Cette année, ils étaient une vingtaine d'adolescents, accompagnés d'autant de personnels hospitaliers et d'enseignants, à visiter la région d'Aix-Marseille du 23 au 26 mai. Au programme de ce voyage « Les chercheurs font rêver les enfants » : mer et soleil en ces douces températures du mois de mai, mais surtout beaucoup de science et de visites de laboratoires, avec rien de moins que le centre de Météo France d'Aix, le Laboratoire de biologie du développement de Marseille-Luminy, les calanques de Cassis, le fort Saint-Jean et la station marine d'Endoume. En un mot, le menu, concocté spécialement pour les adolescents malades par le CNRS et l'hôpital Robert Debré, fut des plus variés.

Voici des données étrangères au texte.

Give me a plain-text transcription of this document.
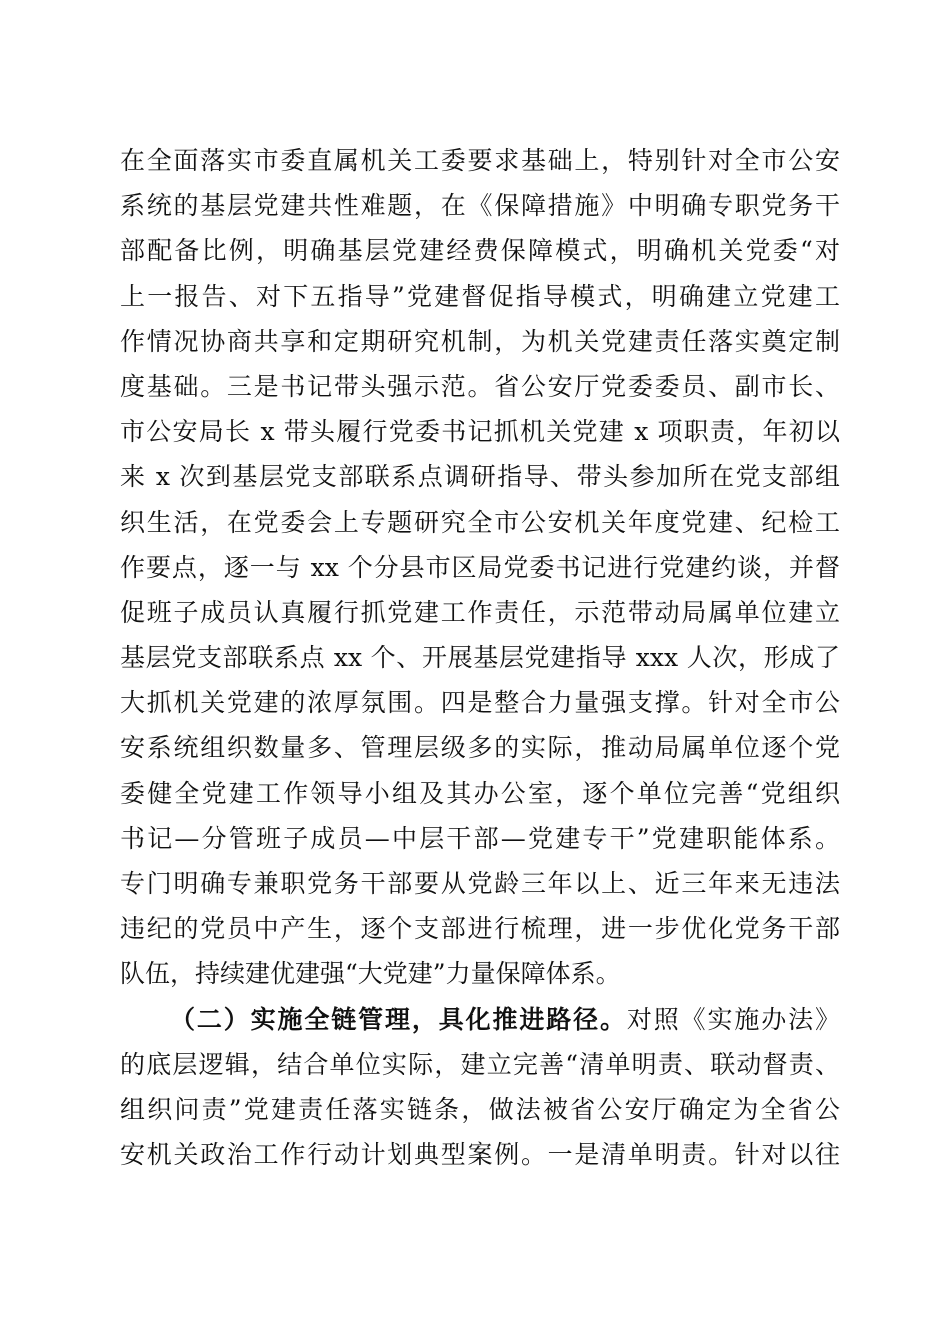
在全面落实市委直属机关工委要求基础上，特别针对全市公安
系统的基层党建共性难题，在《保障措施》中明确专职党务干
部配备比例，明确基层党建经费保障模式，明确机关党委“对
上一报告、对下五指导”党建督促指导模式，明确建立党建工
作情况协商共享和定期研究机制，为机关党建责任落实奠定制
度基础。三是书记带头强示范。省公安厅党委委员、副市长、
市公安局长 x 带头履行党委书记抓机关党建 x 项职责，年初以
来 x 次到基层党支部联系点调研指导、带头参加所在党支部组
织生活，在党委会上专题研究全市公安机关年度党建、纪检工
作要点，逐一与 xx 个分县市区局党委书记进行党建约谈，并督
促班子成员认真履行抓党建工作责任，示范带动局属单位建立
基层党支部联系点 xx 个、开展基层党建指导 xxx 人次，形成了
大抓机关党建的浓厚氛围。四是整合力量强支撑。针对全市公
安系统组织数量多、管理层级多的实际，推动局属单位逐个党
委健全党建工作领导小组及其办公室，逐个单位完善“党组织
书记—分管班子成员—中层干部—党建专干”党建职能体系。
专门明确专兼职党务干部要从党龄三年以上、近三年来无违法
违纪的党员中产生，逐个支部进行梳理，进一步优化党务干部
队伍，持续建优建强“大党建”力量保障体系。
（二）实施全链管理，具化推进路径。对照《实施办法》
的底层逻辑，结合单位实际，建立完善“清单明责、联动督责、
组织问责”党建责任落实链条，做法被省公安厅确定为全省公
安机关政治工作行动计划典型案例。一是清单明责。针对以往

Lancée en 2002, l'initiative conjointe à l'organisme et à l'hôpital, qui propose à de jeunes enfants et adolescents malades de visiter des laboratoires aux quatre coins de la France à la rencontre de scientifiques, en est à sa 7e édition après des voyages effectués les années précédentes en Bretagne, en Languedoc ou encore sur la Côte d'Azur. Pour les enfants, c'est non seulement une chance de découvrir le monde de la recherche mais également de mettre de côté la maladie pendant quelques jours et de créer des liens avec d'autres enfants confrontés aux mêmes épreuves. Pour les soignants, c'est une opportunité de mieux connaître leurs jeunes malades.
À Marseille, des complicités naissent ainsi : les grands, Antoine et Damien, de dix-sept et vingt ans, aident les plus petits, vérifient le contenu de leurs sacs et les accompagnent quand la fatigue commence à se faire sentir. Le contact se noue aussi avec le chercheur Marc Piovant, qu'ils rencontrent à l'Institut de biologie du développement de Marseille-Luminy le jeudi matin. Et ce dernier de leur expliquer qu'ici, « le but des chercheurs est d'acquérir une meilleure connaissance des organismes simples comme la drosophile, pour ensuite pouvoir s'atteler à la compréhension des maladies chez l'homme ». Des propos de science qui sont loin de laisser les adolescents de marbre. « Comment “réparer” la maladie des mouches ? Comment fait-on pour soigner une mutation ? », questionnent-ils à foison, en espérant obtenir toutes les réponses au quiz conçu pour l'occasion. Très intéressée par les travaux des chercheurs, mais plus dubitative quant au modèle de la drosophile, Amelle avoue qu'elle aimerait bien faire de la recherche, mais plutôt sur des rongeurs.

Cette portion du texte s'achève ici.